Employer asserts that claimant waived her request for appellate attorney’s fees by failing to raise the matter on remand. When claimant filed her motion for entry of an Opinion and Award on remand, she requested that her award be amended in compliance with D’Aquisto II, so that attorney’s fees were not assessed as a penalty, but instead were payable out of her benefits. Employer contends that all of claimant’s attorney’s fees were “fixed and determined” when the Commission granted her request in its 29 January 2007 order.
In support of its argument, employer refers to the Latin maxim interest rei publicae ut sit finis litum, which states that “ ‘there should be an end of litigation for the repose of society.’ ” Croom v. Department of Commerce, 143 N.C. App. 493, 498, 547 S.E.2d 87, 91 (2001) (quoting Hicks v. Koutro, 249 N.C. 61, 64, 105 S.E.2d 196, 199-200 (1958)). The public policy of interest rei publicae ut sit finis litum
“requires a lawsuit to be tried as a whole and not as fractions . .. [and] the entry of a single judgment which will completely and *681finally determine all the rights of the parties. A party should be required to present his whole cause of action at one time in the forum in which the litigation has been duly constituted.”
Id. (citation omitted).
However, “this principle [interest rei publicae ut sit finis litum] does not have the strict application in proceedings for workmen’s compensation that it has as regards [to] proceedings in the courts.” Hall v. Chevrolet Co., 263 N.C. 569, 577, 139 S.E.2d 857, 862 (1965). “[I]t is well established that the Worker’s Compensation Act ‘ “should be liberally construed to the end that the benefits thereof should not be denied upon technical, narrow and strict interpretation.” ’ ” Peagler v. Tyson Foods, Inc., 138 N.C. App. 593, 597, 532 S.E.2d 207, 210 (2000) (quoting Hall, 263 N.C. at 576, 139 S.E.2d at 862 (1965)). Contrary to courts of general jurisdiction, the Commission is vested with continuing jurisdiction to adjudicate all aspects of workers’ compensation claims brought before it. Pearson v. C.P. Buchner Steel Erection Co., 348 N.C. 239, 241-42, 498 S.E.2d 818, 820 (1998), disc. review denied, 353 N.C. 379, 547 S.E.2d 434 (2001).

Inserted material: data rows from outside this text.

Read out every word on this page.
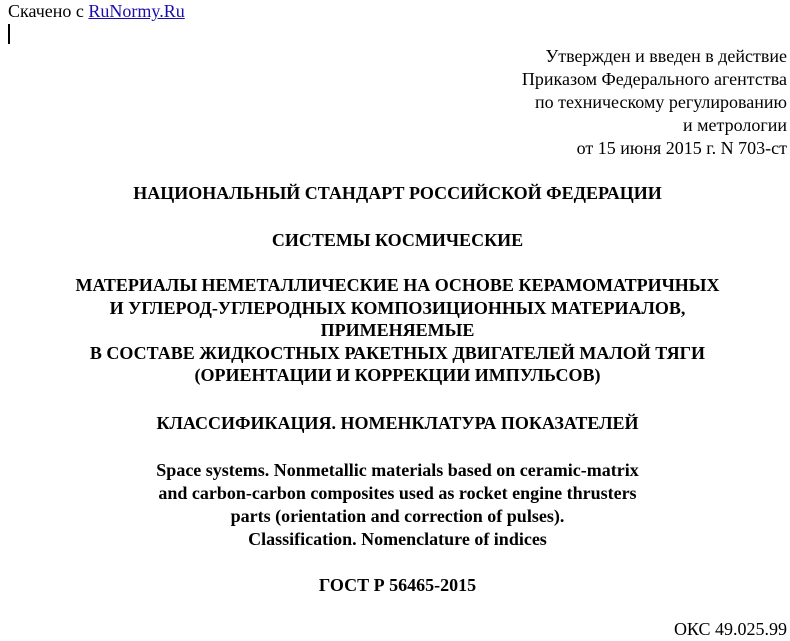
Скачено с RuNormy.Ru
Утвержден и введен в действие
Приказом Федерального агентства
по техническому регулированию
и метрологии
от 15 июня 2015 г. N 703-ст
НАЦИОНАЛЬНЫЙ СТАНДАРТ РОССИЙСКОЙ ФЕДЕРАЦИИ
СИСТЕМЫ КОСМИЧЕСКИЕ
МАТЕРИАЛЫ НЕМЕТАЛЛИЧЕСКИЕ НА ОСНОВЕ КЕРАМОМАТРИЧНЫХ
И УГЛЕРОД-УГЛЕРОДНЫХ КОМПОЗИЦИОННЫХ МАТЕРИАЛОВ,
ПРИМЕНЯЕМЫЕ
В СОСТАВЕ ЖИДКОСТНЫХ РАКЕТНЫХ ДВИГАТЕЛЕЙ МАЛОЙ ТЯГИ
(ОРИЕНТАЦИИ И КОРРЕКЦИИ ИМПУЛЬСОВ)
КЛАССИФИКАЦИЯ. НОМЕНКЛАТУРА ПОКАЗАТЕЛЕЙ
Space systems. Nonmetallic materials based on ceramic-matrix
and carbon-carbon composites used as rocket engine thrusters
parts (orientation and correction of pulses).
Classification. Nomenclature of indices
ГОСТ Р 56465-2015
ОКС 49.025.99
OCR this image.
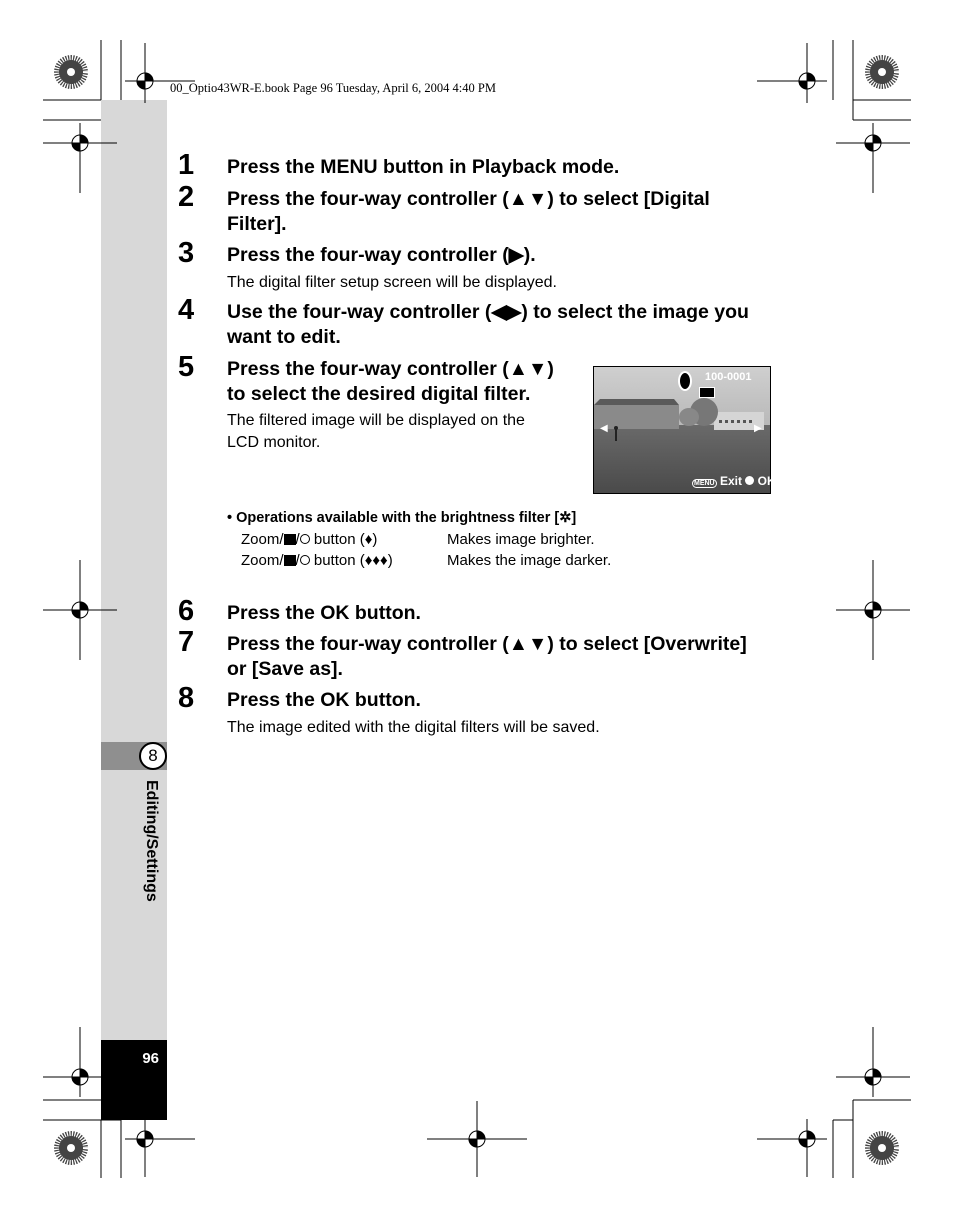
8
Editing/Settings
96
00_Optio43WR-E.book Page 96 Tuesday, April 6, 2004 4:40 PM
1 Press the MENU button in Playback mode.
2 Press the four-way controller (▲▼) to select [Digital
Filter].
3 Press the four-way controller (▶).
The digital filter setup screen will be displayed.
4 Use the four-way controller (◀▶) to select the image you
want to edit.
5 Press the four-way controller (▲▼)
to select the desired digital filter.
The filtered image will be displayed on the
LCD monitor.
100-0001
◀	▶
MENU Exit OK
• Operations available with the brightness filter [✲]
Zoom/ / button (♦)	Makes image brighter.
Zoom/ / button (♦♦♦)	Makes the image darker.
6 Press the OK button.
7 Press the four-way controller (▲▼) to select [Overwrite]
or [Save as].
8 Press the OK button.
The image edited with the digital filters will be saved.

Furthennore, in the Commission’s 29 January 2007 order, it did not address appellate attorney’s fees, and therefore, the Commission was permitted to review the matter. The assignment of error is overruled.
V. Conclusion
Accordingly, we overrule employer’s assignments of error and affirm the Full Commission’s award of attorney’s fees to claimant pursuant to N.C. Gen. Stat. § 97-88.
Affirmed.
Judges HUNTER, Robert C., and CALABRIA concur.. Employer is currently known as “Mission Hospitals, Inc.”
. Pursuant to N.C. Gen. Stat. § 97-90, all attorney’s fees are subject to the approval of the Commission.